Chavkin, who also also directed Gray in her Broadway debut in Natasha, Pierre and the Great Comet of 1812, is the only female director of a musical this season. "I wish it was not something to be pointed out and that it's just normal," Gray said. "Our lead producers are women as well. I keep saying it is one of the healthiest rooms I've ever been in. That is not necessarily because it is run by women, but it's not not because of it. It's a true collaboration and everyone is there with the same goal; to make a piece of art.

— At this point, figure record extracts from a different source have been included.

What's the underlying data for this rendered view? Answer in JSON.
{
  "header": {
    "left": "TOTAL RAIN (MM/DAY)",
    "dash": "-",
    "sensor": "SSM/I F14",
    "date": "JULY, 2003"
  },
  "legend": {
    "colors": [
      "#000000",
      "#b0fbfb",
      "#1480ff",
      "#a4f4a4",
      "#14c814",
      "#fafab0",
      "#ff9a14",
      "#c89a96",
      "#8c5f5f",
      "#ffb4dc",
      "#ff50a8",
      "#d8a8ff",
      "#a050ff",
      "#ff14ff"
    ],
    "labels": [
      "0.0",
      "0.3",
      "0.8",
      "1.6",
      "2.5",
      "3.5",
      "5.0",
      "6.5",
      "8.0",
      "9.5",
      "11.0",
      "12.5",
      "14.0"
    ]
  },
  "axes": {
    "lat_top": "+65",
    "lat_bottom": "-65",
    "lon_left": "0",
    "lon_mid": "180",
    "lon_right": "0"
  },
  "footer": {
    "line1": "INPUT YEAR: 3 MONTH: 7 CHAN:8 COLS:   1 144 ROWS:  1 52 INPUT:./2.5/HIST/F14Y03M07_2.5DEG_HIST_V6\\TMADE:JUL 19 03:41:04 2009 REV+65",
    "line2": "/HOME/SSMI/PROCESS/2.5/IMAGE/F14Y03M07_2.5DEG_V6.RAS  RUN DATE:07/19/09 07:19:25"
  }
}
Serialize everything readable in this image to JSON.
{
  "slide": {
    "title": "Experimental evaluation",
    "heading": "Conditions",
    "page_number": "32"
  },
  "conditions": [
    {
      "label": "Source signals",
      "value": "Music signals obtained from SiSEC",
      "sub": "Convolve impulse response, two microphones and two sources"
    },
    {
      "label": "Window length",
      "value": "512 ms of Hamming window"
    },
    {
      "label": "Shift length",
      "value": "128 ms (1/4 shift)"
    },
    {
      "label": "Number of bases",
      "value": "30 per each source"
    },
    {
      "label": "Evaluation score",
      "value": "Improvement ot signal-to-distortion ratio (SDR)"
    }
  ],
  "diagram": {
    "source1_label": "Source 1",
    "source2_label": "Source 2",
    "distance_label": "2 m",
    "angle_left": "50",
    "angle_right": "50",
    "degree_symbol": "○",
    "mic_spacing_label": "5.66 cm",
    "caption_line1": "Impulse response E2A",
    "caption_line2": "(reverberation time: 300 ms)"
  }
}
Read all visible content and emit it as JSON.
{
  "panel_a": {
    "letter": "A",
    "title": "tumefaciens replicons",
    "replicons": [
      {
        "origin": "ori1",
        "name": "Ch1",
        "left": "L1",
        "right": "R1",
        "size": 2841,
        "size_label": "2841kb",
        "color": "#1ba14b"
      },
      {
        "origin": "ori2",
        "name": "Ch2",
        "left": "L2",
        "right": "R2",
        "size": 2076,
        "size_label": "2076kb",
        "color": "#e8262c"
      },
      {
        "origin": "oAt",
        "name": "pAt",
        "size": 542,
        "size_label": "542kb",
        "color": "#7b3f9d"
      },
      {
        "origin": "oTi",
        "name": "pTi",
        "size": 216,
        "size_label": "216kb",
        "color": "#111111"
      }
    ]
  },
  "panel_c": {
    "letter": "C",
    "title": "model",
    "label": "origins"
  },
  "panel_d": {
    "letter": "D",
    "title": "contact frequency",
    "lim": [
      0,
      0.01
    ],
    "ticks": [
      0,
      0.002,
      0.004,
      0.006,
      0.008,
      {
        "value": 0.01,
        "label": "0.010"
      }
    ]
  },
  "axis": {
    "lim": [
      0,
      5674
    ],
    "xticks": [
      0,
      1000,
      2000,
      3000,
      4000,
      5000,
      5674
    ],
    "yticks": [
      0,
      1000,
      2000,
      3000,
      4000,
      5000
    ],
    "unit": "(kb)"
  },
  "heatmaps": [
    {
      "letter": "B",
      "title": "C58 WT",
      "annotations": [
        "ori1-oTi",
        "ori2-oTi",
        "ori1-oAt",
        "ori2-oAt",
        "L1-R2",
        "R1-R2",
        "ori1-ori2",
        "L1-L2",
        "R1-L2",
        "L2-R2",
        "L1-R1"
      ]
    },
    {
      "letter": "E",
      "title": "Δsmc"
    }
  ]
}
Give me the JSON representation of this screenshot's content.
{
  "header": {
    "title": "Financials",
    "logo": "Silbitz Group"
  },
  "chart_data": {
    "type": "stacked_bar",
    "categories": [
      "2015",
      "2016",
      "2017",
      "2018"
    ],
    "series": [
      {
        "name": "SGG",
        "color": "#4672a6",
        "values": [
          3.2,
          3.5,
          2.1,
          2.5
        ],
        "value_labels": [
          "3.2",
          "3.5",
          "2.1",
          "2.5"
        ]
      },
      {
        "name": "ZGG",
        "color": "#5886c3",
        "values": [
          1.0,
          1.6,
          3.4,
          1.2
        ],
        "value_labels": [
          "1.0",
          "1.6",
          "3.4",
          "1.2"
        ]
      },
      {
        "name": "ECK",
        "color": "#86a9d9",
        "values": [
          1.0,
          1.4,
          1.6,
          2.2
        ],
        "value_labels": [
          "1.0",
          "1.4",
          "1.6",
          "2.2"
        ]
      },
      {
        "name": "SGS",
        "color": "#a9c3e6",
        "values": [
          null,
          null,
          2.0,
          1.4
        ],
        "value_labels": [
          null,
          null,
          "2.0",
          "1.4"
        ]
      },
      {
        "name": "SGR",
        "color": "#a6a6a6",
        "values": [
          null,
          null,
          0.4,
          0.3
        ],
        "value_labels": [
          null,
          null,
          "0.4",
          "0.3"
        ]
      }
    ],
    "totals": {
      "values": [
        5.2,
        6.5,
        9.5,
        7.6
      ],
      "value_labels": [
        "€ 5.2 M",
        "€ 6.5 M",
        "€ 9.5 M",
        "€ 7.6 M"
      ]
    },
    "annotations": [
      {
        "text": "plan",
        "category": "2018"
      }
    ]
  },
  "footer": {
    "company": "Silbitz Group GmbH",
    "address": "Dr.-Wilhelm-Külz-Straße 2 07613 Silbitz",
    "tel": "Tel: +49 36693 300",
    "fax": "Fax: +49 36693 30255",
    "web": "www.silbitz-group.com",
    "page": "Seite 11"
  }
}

There's no disrespect in that room which is a beautiful thing."
Recently Broadway.com took exclusive backstage photos of what happens during Hadestown and released a picture of Gray using a breast pump during intermission. "I look forward to the day where that is not an exciting photo," Gray said. "It's just normalcy, especially in my world where I am there to provide food to two creatures. That's every few hours for me, and has been for the last three years. It didn't even faze me that he was walking by and taking photos. That's what happens every day during intermission, religiously. [I] fix up [my] makeup and pump for five minutes, it's really magical."